Sorry, the summary is longer than I planned. Hope you like it. :blush: Let's keep going.
I took lessons 2.12 - 2.14. It centered on the two perspectives to machine learning; the computer science perspective and the statistical perspective.
In the computer science perspective, we try to determine the program that given the data input (input features) can produce a correct output or expected prediction.
In the statistical perspective, the ML algorithm is trying to learn a hypothetical function F from given input variables(x). The output is a dependent variable.
The challenge is same in both perspectives; determining a program or learning a function for a dependent variable.

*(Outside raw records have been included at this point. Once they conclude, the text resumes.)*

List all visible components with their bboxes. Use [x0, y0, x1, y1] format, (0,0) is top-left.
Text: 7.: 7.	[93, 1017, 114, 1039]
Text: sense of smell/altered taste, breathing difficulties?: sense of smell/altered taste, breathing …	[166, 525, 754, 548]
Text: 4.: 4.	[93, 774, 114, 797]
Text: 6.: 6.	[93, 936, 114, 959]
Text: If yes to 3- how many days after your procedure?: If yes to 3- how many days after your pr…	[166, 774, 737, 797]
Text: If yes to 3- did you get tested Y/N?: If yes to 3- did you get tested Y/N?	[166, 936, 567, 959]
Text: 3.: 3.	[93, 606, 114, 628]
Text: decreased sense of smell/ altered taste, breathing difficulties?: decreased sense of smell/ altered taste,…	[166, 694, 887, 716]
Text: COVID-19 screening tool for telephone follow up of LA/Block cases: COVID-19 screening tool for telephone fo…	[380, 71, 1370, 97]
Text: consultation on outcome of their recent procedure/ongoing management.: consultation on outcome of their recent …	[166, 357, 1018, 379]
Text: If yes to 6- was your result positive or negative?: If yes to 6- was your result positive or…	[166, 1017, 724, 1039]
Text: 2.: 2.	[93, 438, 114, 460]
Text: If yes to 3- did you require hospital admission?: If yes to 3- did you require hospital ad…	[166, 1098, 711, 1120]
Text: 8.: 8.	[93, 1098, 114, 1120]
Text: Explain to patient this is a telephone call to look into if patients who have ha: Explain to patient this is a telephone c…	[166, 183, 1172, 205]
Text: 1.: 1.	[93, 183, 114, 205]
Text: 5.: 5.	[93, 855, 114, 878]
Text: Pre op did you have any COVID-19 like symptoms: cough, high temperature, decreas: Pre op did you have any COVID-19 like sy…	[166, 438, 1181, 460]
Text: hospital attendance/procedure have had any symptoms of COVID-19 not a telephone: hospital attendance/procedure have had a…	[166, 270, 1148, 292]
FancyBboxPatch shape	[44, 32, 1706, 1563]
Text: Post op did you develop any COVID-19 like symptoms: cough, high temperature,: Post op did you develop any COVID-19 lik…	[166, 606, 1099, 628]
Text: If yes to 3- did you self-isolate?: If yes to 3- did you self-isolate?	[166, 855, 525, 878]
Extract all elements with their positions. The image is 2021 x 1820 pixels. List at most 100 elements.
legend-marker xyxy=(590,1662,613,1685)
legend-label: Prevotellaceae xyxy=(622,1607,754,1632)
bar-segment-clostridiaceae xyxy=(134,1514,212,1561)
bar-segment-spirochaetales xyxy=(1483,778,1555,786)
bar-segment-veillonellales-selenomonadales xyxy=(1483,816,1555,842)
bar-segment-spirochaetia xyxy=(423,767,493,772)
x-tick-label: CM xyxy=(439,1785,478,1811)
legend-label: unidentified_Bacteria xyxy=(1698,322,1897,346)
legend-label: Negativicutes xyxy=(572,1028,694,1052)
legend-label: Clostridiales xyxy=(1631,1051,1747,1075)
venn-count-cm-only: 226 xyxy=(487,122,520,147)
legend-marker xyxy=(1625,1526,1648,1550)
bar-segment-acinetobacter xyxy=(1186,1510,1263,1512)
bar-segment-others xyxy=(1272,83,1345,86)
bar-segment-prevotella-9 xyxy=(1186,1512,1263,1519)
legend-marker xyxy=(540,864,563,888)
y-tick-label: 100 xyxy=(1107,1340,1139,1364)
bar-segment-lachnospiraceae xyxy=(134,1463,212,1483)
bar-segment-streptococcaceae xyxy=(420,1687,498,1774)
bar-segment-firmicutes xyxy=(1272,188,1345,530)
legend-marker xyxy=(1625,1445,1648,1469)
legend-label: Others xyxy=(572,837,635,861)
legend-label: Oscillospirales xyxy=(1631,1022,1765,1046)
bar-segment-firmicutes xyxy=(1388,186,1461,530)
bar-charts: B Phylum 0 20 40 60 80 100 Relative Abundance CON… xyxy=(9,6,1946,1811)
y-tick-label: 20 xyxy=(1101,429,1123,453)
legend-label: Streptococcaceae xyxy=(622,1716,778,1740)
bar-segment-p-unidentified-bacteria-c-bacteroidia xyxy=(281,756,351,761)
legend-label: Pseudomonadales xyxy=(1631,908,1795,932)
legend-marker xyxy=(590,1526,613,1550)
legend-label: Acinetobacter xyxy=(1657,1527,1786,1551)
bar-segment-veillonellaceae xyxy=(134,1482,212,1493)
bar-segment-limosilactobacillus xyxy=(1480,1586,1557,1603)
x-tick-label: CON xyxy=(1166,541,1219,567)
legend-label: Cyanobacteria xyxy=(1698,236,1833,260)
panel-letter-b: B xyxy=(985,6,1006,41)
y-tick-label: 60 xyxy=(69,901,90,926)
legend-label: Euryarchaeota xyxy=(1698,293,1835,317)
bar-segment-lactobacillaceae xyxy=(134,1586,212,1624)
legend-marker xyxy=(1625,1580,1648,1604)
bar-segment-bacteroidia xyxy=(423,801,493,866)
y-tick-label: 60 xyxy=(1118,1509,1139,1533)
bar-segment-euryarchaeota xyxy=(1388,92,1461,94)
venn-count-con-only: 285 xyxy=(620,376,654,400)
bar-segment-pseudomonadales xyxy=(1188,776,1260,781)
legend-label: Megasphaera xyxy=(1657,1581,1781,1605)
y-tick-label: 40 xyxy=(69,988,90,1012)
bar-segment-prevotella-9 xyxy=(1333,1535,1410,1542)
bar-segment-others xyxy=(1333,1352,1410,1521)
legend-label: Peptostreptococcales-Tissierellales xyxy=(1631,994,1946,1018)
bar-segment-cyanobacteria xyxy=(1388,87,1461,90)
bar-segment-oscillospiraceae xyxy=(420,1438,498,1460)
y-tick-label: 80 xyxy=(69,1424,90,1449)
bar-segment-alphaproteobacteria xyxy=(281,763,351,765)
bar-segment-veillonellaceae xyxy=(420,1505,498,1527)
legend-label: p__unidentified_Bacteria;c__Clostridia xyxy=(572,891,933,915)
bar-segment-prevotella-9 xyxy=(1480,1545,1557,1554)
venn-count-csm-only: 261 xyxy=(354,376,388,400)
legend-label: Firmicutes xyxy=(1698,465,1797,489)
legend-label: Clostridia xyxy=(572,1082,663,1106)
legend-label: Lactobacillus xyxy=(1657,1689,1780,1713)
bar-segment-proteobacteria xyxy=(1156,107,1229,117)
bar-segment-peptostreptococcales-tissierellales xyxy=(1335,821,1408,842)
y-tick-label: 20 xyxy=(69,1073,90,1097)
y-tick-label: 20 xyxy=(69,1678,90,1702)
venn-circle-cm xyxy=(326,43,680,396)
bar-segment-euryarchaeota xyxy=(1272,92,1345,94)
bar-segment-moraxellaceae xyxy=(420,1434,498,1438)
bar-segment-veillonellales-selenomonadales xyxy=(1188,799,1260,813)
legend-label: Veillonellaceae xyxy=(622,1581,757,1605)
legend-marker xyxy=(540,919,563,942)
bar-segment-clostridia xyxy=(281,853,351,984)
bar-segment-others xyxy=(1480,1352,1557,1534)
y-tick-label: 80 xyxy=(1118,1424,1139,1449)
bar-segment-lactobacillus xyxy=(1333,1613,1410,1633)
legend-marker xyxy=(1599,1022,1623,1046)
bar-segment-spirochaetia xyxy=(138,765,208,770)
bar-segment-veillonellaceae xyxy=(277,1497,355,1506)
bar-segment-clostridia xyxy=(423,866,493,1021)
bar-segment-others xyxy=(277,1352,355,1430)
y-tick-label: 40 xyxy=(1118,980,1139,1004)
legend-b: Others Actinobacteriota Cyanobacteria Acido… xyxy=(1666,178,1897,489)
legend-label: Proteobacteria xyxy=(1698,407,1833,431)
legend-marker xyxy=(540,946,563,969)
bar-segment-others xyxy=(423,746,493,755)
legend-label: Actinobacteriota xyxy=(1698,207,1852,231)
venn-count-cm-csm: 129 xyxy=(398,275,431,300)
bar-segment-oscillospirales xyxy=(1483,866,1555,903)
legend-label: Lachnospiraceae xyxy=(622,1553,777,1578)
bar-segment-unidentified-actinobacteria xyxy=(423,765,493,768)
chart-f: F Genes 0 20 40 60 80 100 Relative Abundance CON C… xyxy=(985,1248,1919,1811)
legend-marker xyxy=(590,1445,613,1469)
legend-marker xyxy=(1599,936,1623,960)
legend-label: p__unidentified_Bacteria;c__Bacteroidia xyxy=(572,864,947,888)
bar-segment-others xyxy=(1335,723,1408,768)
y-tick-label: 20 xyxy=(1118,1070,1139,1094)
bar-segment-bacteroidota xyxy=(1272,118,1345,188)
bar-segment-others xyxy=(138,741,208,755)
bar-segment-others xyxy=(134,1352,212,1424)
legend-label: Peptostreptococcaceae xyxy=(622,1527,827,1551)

2.15(Tools for Machine Learning)
ML tools consists of Libraries, development environments and services provide support for the ML ecosystem.
Common libraries: Scikit-learn a classical machine learning library.
Keras, Tensorflow and Pytorch - popular deep learning libraries.
Development environments: most popular is Jupyter notebooks where you can use Python to write your codes and you can split runs in cells. Other environments are; Azure notebooks, Azure Databricks, Visual Studio code etc.
Cloud services are needed to support the development environments. Microsoft Azure is a leading cloud computing service for building, testing, deploying and managing apps and services through Microsoft data centers. Cloud services are important because sometimes data is too large and you need a faster processor to handle your ML workloads which can easily be provisioned on Cloud.
Microsoft has Azure Data Science VM(virtual machines), Azure Databricks, Azure Machine Learning Compute and even SQL server ML services to handle all kinds of ML workloads irrespective of size.
For notebooks, Jupyter, Databricks, R markdown and Apache Zeppelin are the most popular.
Library is a collection of pre-written(and compiled code) which you can make use of in your own project by simply importing them.
2.16 (ML libraries)
Python is a programming language tool which can be used for ML. It has two important libraries for this: Pandas, which allows you work efficiently with Dataframes and Numpy which supports high level mathematical functions for numerical optimization and operations on arrays.
For ML: most popular library is Scikit-learn. There is also spark ML which is also used for classical ML.
For DL: there are two core libraries: Tensorflow and Pytorch. Keras is a library was developed to make Tensorflow easier to work with for Deep learning.
For Visualization: we have Seaborn, Plotly, Matplotlib, and Bokeh.. Seaborn provides a high level interface and has additional features than Matplotlib. Bokeh generates Interactive data visualization.
Revision , Lessons 2.17-2.18
Cloud services for ML provides support for managing the core assets used in ML projects.
Datasets: define version and monitor data used in ML runs
Experiments & runs: organize ML workloads and keep track of each task executed through the service.
Pipelines: provide structural flow of tasks to model complex ML flows.
Model registry: manages models and registers then with support for versioning and deployment to production.
Endpoints: expose real time endpoint for scoring as well as pipelines for advanced automation.
Datastores: are data sources connected to the service environments like blob stores, fileshare data stores, data lake shows and databases. Simply a place you can create datasets from other sources.
Compute: This is a designated compute resource where you run your ML trainings.
Difference between models and algorithms
Models are specific representations learnt from data algorithms. Model is the end product.
Algorithms: can be seen as prescriptive recipes to transform data into models.
The goal of Linear regression assumes there's a linear relationship between x, the dependent variable and y, the independent variable. Represented as y=mx+c
:sunglasses: That's quite a lot. Hope you found it useful.
Automated ML: rapidly iterates over many combinations of algorithms and hyperparameters to help you find the best model based on your defined metrics.